Other comments said ‘Ambitious and wide-reaching project to design and build new archaeology galleries. Interesting and different immersive techniques have been used to give the visitor an immersive experience’.
The award was given during the lockdown in 2020 but staff will be able to collect the award at a future Society for Museum Archaeology event.
Senior Keeper: Collections Richard Le Saux said: “I’m very proud of the gallery and I’m so pleased our hard work has been recognised by the Society of Museum Archaeology.
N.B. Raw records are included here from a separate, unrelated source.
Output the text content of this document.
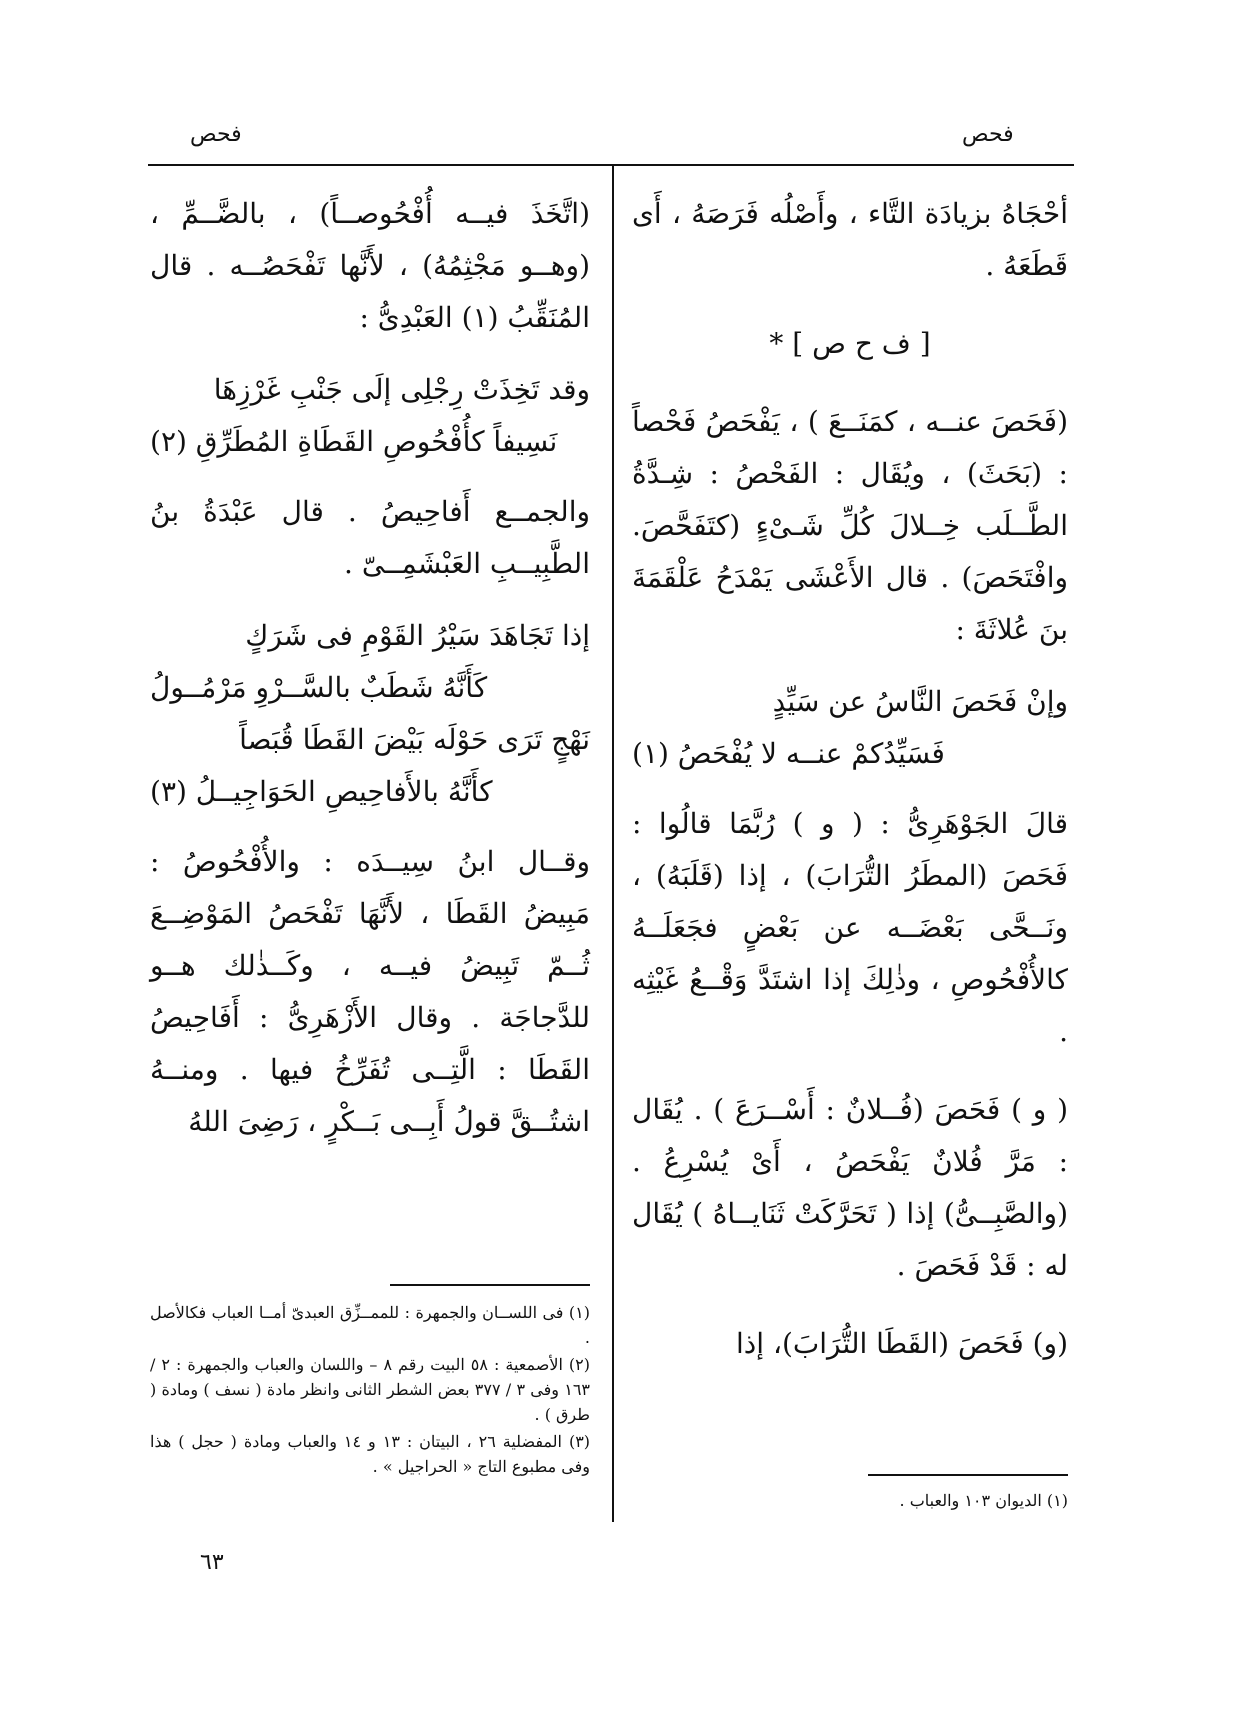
فحص	فحص

أحْجَاهُ بزيادَة التَّاء ، وأَصْلُه فَرَصَهُ ، أَى قَطَعَهُ .

[ ف ح ص ] *

(فَحَصَ عنــه ، كمَنَــعَ ) ، يَفْحَصُ فَحْصاً : (بَحَثَ) ، ويُقَال : الفَحْصُ : شِـدَّةُ الطَّــلَب خِــلالَ كُلِّ شَـىْءٍ (كتَفَحَّصَ. وافْتَحَصَ) . قال الأَعْشَى يَمْدَحُ عَلْقَمَةَ بنَ عُلاثَةَ :

وإنْ فَحَصَ النَّاسُ عن سَيِّدٍ
فَسَيِّدُكمْ عنــه لا يُفْحَصُ (١)

قالَ الجَوْهَرِىُّ : ( و ) رُبَّمَا قالُوا : فَحَصَ (المطَرُ التُّرَابَ) ، إذا (قَلَبَهُ) ، ونَــحَّى بَعْضَــه عن بَعْضٍ فجَعَلَــهُ كالأُفْحُوصِ ، وذٰلِكَ إذا اشتَدَّ وَقْــعُ غَيْثِه .

( و ) فَحَصَ (فُــلانٌ : أَسْــرَعَ ) . يُقَال : مَرَّ فُلانٌ يَفْحَصُ ، أَىْ يُسْرِعُ . (والصَّبِــىُّ) إذا ( تَحَرَّكَتْ ثَنَايــاهُ ) يُقَال له : قَدْ فَحَصَ .

(و) فَحَصَ (القَطَا التُّرَابَ)، إذا

(اتَّخَذَ فيــه أُفْحُوصــاً) ، بالضَّــمِّ ، (وهــو مَجْثِمُهُ) ، لأَنَّها تَفْحَصُــه . قال المُنَقِّبُ (١) العَبْدِىُّ :

وقد تَخِذَتْ رِجْلِى إلَى جَنْبِ غَرْزِهَا
نَسِيفاً كأُفْحُوصِ القَطَاةِ المُطَرِّقِ (٢)

والجمــع أَفاحِيصُ . قال عَبْدَةُ بنُ الطَّبِيــبِ العَبْشَمِــىّ .

إذا تَجَاهَدَ سَيْرُ القَوْمِ فى شَرَكٍ
كَأَنَّهُ شَطَبٌ بالسَّــرْوِ مَرْمُــولُ
نَهْجٍ تَرَى حَوْلَه بَيْضَ القَطَا قُبَصاً
كأَنَّهُ بالأَفاحِيصِ الحَوَاجِيــلُ (٣)

وقــال ابنُ سِيــدَه : والأُفْحُوصُ : مَبِيضُ القَطَا ، لأَنَّهَا تَفْحَصُ المَوْضِــعَ ثُــمّ تَبِيضُ فيــه ، وكَــذٰلك هــو للدَّجاجَة . وقال الأَزْهَرِىُّ : أَفَاحِيصُ القَطَا : الَّتِــى تُفَرِّخُ فيها . ومنــهُ اشتُــقَّ قولُ أَبِــى بَــكْرٍ ، رَضِىَ اللهُ

(١) فى اللســان والجمهرة : للممــزِّق العبدىّ أمــا العباب فكالأصل .

(٢) الأصمعية : ٥٨ البيت رقم ٨ – واللسان والعباب والجمهرة : ٢ / ١٦٣ وفى ٣ / ٣٧٧ بعض الشطر الثانى وانظر مادة ( نسف ) ومادة ( طرق ) .

(٣) المفضلية ٢٦ ، البيتان : ١٣ و ١٤ والعباب ومادة ( حجل ) هذا وفى مطبوع التاج « الحراجيل » .

(١) الديوان ١٠٣ والعباب .

٦٣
The gallery closed soon after opening because of Covid so we know many people will not have had a chance to see it yet. We hope now that visitors can return, they will find it fascinating.”
The museum will also feature some of the most important historical finds from the Sussex area including the internationally important Amber Cup, one of the largest prehistoric amber objects found in the world, the beautiful Romano-British bronze Woodingdean Stag, designated as an item of national significance by the government and the Sarsen Stone, found in Mile Oak believed to be part of a bronze age henge which would have been placed to track the movements of the sun and the moon.
CEO of RMPT Hedley Swain said: “We are extremely proud of our exciting and innovative archaeology gallery. By bringing the past to life, with special effects, sights and sounds we hope we can inspire and educate a whole new generation of young people. Our team have worked very hard to create a gallery which is extremely worthy of this prestigious award.”
Elaine Evans, the gallery’s main sponsor said: “For two years our Advisory Group met every three months to consider the Museum’s proposals. As archaeologists, teachers, designers, historians, we could give guidance where needed. When I had a tour of the gallery with Richard just before the official opening, I was absolutely delighted. I remember saying to him, ‘It’s wonderful and I’m convinced it will win national recognition and awards.’ How right I was.”